On Fostering Cats and Following Our Heart
A month after we settled in our new home, I felt a longing. I've always lived with animals and a home doesn't feel like home without them. It was too soon for me to adopt one, as I was still grieving my dog's passing and I needed time to process it, so I thought of fostering. The area where I live has a shortage of cat foster homes, so I contacted an organisation and offered to help. A couple of days later, two cats entered our home.
I'm not going to lie. The first month was hellish as the four of us adapted to each other. The cats met at our place for the first time. At first, they kind of tolerated each other but kept their distance. But as they got more comfortable and adapted to their new life, the wars started. Suffice to say, I didn't get much sleep the first month.
I almost gave up on the whole idea of fostering but things got a little better as we entered the second month. They fought sometimes but also played together. They woke us up almost every night like many cats do, but we began to get used to it. One of them was wilder than the other, very playful but also a little destructive. The other cat was mellow and quickly attached to me. And then a surprising thing happened: We bonded with the wild one.
For me, it occurred slowly. I didn't even notice until it was too late. I put up a post about both cats in an attempt to find their forever homes. This is what my rational mind told me to do. I'm a foster cat mum, my job is to help them find homes. I clicked "Post" even though my body resisted it. Why was my body resisting it? I didn't know yet but I would soon. I got contacted by someone who wanted to adopt Wild Cat. We chatted for a while. It seemed a good home but part of me wanted to avoid answering questions. Part of me wanted to say she wasn't available anymore.

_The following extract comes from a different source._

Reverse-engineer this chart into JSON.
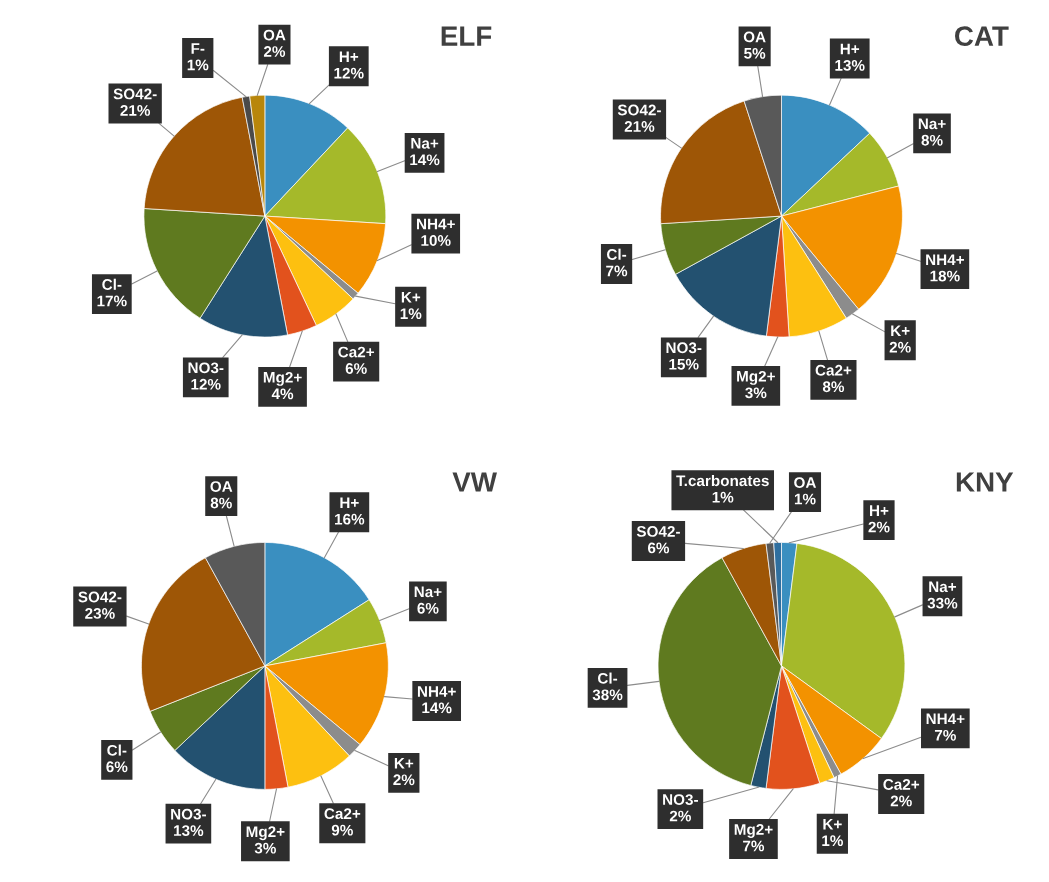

It's funny how you can get attached to a cat that breaks things, wakes you up at night, scratches and bites and rarely wants cuddles. I didn't feel such a strong bond with Mellow Cat, surprisingly. But we don't choose who we love, do we? Still, I forced myself to be rational. This place is temporary. We don't know where we'll go after this. Who would we leave her with when we travel? I've committed to finding them a home. It's just normal feelings you get when you foster: A little sadness, and then you'll feel happy that she found a home!
The day came when she had to leave. I woke up on the wrong foot. I felt sad, anxious. I checked the time constantly, dreading the moment they would come to fetch her. Was I really that attached to her? And then, the doorbell rang. I felt my stomach sink. My heart was beating fast and I had a sick feeling. The whole experience feels like a dream now: They came in, she saw them and ran away, something unusual in her. It was so hard to put her in the carrier because she kept fighting us. It all felt wrong. But a few minutes later they were walking off with her, and all I could do after that was cry.
The house feels empty without her. Even Mellow Cat seems to miss her. My rational mind keeps telling me it was the right thing to do but my heart tells me I made a mistake. Sure, I'll move on. Sure, I'll bond with other cats. Sure, she'll be happy and loved because she found a nice home, and that's what really matters. But every bone in my body is telling me this was the wrong choice.
Life is a series of choices. We make some of those choices with our heart and some with our mind. I know many people rely more on their minds and feel at peace doing so. Not me. When I choose with my mind, I end up regretting it, and no amount of rationalisation will work on me. When I follow my heart, though, it sometimes leads me to treacherous paths, but I never regret walking those. I suppose that's how intuitive people work.
As I finish writing this post, Mellow Cat is sitting on my lap. We comfort each other in this silence. She misses their chasing games and I miss the challenge of making a bed with a cat jumping on it. In my dreams, Wild Cat comes back and stays with us forever. In the real world, I just hope Mellow Cat will find a happy home too, and I think of future love-starved cats to come. Those of us who can love should love.
And screw my mind. I'm letting my heart lead.